山形県南の「置賜地域インバウンド促進会議」(代表・鈴木正昭小国町観光協会長)が、台湾からの個人旅行者向けに、タクシーやバスに設置できる中国語の音声案内システムをつくり、19日から置賜地方を視察する台湾の旅行関係者らのツアーで試験運用する。
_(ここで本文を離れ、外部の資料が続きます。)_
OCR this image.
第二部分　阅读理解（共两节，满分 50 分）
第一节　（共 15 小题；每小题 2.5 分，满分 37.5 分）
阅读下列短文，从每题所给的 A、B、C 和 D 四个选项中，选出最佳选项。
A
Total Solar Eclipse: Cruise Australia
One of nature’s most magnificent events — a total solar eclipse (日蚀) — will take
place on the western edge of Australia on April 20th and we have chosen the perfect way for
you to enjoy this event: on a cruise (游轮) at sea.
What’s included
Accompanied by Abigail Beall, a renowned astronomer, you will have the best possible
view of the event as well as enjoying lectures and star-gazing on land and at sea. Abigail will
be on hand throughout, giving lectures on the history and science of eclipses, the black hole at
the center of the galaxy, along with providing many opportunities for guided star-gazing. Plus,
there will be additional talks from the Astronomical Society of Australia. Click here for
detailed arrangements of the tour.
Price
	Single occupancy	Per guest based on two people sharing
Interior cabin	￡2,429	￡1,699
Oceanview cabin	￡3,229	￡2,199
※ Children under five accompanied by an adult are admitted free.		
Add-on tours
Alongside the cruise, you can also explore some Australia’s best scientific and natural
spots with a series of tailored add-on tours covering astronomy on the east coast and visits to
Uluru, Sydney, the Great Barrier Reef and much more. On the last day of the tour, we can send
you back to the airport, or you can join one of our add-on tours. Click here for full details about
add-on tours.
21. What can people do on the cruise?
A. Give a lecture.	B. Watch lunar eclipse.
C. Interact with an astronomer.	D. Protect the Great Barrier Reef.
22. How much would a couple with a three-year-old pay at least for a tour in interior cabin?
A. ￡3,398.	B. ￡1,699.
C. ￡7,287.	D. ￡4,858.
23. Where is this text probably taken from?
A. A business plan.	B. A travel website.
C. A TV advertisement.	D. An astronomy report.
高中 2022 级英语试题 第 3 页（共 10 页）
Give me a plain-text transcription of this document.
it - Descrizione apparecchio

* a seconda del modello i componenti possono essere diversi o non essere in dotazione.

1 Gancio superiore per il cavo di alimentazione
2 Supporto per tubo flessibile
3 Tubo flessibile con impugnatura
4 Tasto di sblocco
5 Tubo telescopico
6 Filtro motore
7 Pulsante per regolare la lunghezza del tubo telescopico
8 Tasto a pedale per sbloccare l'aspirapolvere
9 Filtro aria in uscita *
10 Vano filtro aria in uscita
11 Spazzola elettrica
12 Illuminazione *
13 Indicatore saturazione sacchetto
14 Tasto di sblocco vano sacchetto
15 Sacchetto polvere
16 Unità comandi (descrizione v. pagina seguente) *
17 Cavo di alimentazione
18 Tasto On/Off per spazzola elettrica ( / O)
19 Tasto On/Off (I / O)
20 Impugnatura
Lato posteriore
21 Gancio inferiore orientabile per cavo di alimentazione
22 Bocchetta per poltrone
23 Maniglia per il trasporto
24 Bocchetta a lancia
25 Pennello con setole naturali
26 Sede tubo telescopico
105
通訳や外国語案内表示が絶対的に不足している地域事情をカバーする取り組みで、旅行者の困り事や相談に中国語で対応する緊急携帯電話システムの構築も進めている。
 音声を再生する「サンプラー」と呼ばれる機材を使い、事前に別の機器で録音しておいた観光案内情報を車内で流す。
 観光案内情報は目的地1カ所当たり、(1)到着するまで(2)到着した時(3)観光が終わり、再び車内に観光客が乗り込んだ時-の3種類が基本パターンとしてある。
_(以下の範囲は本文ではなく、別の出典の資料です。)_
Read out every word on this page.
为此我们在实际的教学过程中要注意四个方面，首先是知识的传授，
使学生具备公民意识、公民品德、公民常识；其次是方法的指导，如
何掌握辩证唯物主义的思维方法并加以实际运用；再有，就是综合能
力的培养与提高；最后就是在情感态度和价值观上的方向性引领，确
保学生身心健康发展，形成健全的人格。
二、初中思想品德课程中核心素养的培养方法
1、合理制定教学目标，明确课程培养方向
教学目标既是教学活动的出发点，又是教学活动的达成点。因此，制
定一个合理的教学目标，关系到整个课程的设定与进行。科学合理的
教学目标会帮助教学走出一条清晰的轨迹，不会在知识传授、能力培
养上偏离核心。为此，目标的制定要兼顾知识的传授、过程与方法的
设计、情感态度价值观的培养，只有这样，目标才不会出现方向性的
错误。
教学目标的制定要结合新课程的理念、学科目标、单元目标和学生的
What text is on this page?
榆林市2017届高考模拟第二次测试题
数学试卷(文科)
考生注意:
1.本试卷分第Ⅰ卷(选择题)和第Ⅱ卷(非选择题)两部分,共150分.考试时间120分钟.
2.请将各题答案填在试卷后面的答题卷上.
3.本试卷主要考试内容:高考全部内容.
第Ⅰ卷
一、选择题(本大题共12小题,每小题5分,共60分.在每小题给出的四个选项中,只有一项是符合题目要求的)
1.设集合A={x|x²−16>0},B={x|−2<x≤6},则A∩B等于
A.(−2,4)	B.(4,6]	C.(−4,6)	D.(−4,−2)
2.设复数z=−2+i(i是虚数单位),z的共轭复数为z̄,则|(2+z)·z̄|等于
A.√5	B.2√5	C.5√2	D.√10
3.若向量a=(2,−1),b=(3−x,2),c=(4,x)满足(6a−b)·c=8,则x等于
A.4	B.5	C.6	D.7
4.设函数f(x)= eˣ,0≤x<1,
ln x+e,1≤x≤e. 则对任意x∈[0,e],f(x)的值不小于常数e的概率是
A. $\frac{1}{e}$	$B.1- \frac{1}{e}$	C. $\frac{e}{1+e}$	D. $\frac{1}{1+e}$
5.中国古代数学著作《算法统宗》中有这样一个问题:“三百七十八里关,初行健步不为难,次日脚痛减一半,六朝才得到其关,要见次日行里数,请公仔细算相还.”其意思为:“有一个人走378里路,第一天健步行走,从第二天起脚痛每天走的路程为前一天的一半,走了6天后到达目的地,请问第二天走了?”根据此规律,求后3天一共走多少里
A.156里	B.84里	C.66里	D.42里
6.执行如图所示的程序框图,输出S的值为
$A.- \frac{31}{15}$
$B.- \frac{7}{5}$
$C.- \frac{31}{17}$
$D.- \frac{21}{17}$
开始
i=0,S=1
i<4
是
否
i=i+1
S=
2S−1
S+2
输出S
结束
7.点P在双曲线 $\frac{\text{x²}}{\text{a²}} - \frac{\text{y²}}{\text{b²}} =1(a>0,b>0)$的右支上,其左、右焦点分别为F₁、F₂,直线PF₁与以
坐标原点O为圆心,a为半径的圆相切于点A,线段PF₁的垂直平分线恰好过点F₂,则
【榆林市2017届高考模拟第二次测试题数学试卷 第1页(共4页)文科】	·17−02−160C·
 上杉神社(米沢市)や高畠ワイナリー(高畠町)、赤湯温泉(南陽市)など置賜地方の観光地を網羅。その魅力の紹介に加え、基本的な地理情報やルート別の案内など、計50種類ほどの情報を用意した。
 台湾人観光客は周遊で置賜地方を旅するケースが多いため、山形蔵王やかみのやま温泉など近隣の主要な観光地も紹介する。「こんにちは」「楽しかったですか」といった会話のような言葉も交え、親しみやすさを演出する。
 案内役として音声を吹き込んだのは、川西町在住の台湾人女性。試験運用のツアーは4日間で、客の反響や関係者の助言を集約する。観光シーズンが始まる5月の大型連休から、まずタクシーでサンプラー4、5台を本格運用する方針。
 同じ時期に緊急携帯電話システムの運用も始める。旅行会社とタイアップして、予約した台湾人旅行者を対象に音声案内役の女性が携帯電話で対応する。
 プロジェクトを担当する飯豊町観光協会の二瓶裕基さん(42)は「増えつつある台湾人観光客のニーズを先取りした形で環境を整え、置賜の旅を楽しく満足してもらえる内容にしたい」と話している。
 山形県の調査では、2015年度に置賜地方を訪れた外国人旅行者は5727人で、うち台湾人は3891人。年々増加傾向にあるインバウンド(訪日外国人旅行者)への対応が課題になっている。